Remember, marketing and sales are part of the same revenue generating process. These two sides of your revenue team need to work together continuously, especially during a time when prospects are driving the purchasing journey. This collaboration isn’t going to happen overnight, so it’s important to understand the needs of both functions and how to bring them together successfully.
In sales, the focus is on talking about the prospect, their needs, and how your product addresses those needs. For salespeople, the stakes can be high with monthly quotas and a need to meet other KPIs. In marketing on the other hand, the focus is on talking about the company and creating messaging to drive interest in your product and develop brand awareness. To maximize the success of your revenue team, you need to create a shared vocabulary to bridge the gap between sales and marketing and think about the customer’s overall journey with your company.
To help bring your sales and marketing teams together, you need to identify common ground and opportunities for collaboration. Here are three strategies to help you get started:
Develop A Lead History
As a prospect transitions between the marketing and sales teams, successful companies pivot and tailor their approach to get closer to the prospect’s needs. One way to embrace this strategic approach is by developing a lead history. As potential customers interact with your company, you’ll want to track each interaction in the customer journey. You want to know what they were doing in their research phase and how they engaged with you. To make the most of this approach, it’s critical for marketing teams to think about who they’re talking to and put potential prospects in context as they create content. Sales teams can pick up where marketing leaves off with human-to-human connection, and begin the conversation with the context of the prospect’s journey so far. This collaboration between the content framework and lead history allows for a more seamless prospect experience and best positions the sales team to close the deal.
Connect the Customer Journey
Once the sales team makes contact with a marketing lead, it’s crucial for them to use the information they have from the lead history to tailor their approach accordingly. One common mistake sales teams make is using the same pitch on all prospective leads. As a part of the revenue team, successful salespeople personalize their approach to fit the context of the prospect and use information from the content framework to develop more nuanced sales tactics. A lead follow-up library can be a great resource for salespeople by providing the building blocks they need to create smart customizations in their outreach. By referencing the specific buyer objective and focusing on their needs rather than pushing a product, sales teams can connect more authentically with prospects and increase the likelihood of successfully making a sale. Developing a lead follow-up library is a great opportunity for sales and marketing teams to work together as two sides of the same revenue team towards a common goal.

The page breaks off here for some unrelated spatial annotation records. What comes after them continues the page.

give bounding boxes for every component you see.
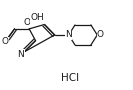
Text: O: O — [23, 18, 30, 27]
Text: O: O — [97, 31, 104, 40]
Text: N: N — [65, 31, 72, 40]
Text: OH: OH — [30, 14, 44, 22]
Text: N: N — [18, 50, 24, 59]
Text: O: O — [1, 37, 9, 46]
Text: HCl: HCl — [61, 73, 80, 83]
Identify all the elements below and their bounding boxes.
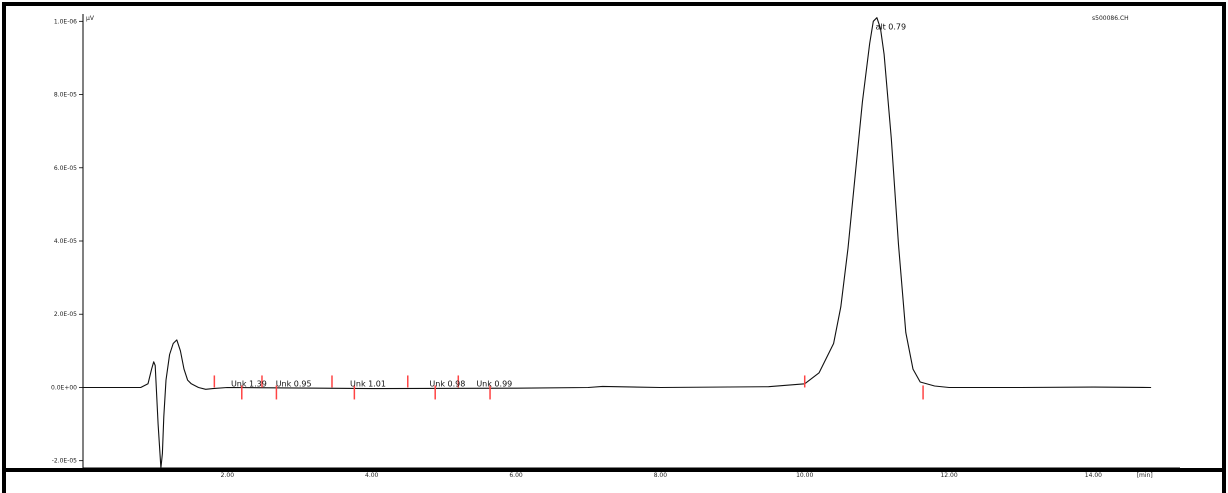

Create a Messaging Feedback Loop
As prospects make their way through the customer journey and transition from potential customer to closed sale, it’s important for revenue teams to establish a feedback loop to learn what’s working. Marketing teams can fall into the bad habit of making one-way messaging pushes – they create content and templates that get sent to sales, but they never hear back about what’s working and what’s not. Sales teams have the outreach experience and insight to know what messaging is working, but sometimes they make their own DIY content to fill in the gaps, rather than collaborating with marketing to make more of what works and improve what doesn’t. Successful revenue teams engage in mutual message refinement. Sales and marketing teams collaborate to leverage the closed-won analysis and learn which content and messaging drives customer engagement and purchasing behavior. By working together to continually refine and improve messaging, revenue teams can maximize their efforts and increase profit.
Hopefully these three strategies have inspired you to think critically about how to bring your sales and marketing efforts together. Remember, while sales and marketing may be different business functions, they are both part of the same revenue generating team. Aligning both functions as a part of your overall business strategy is a critical component of your success in 2021 and beyond.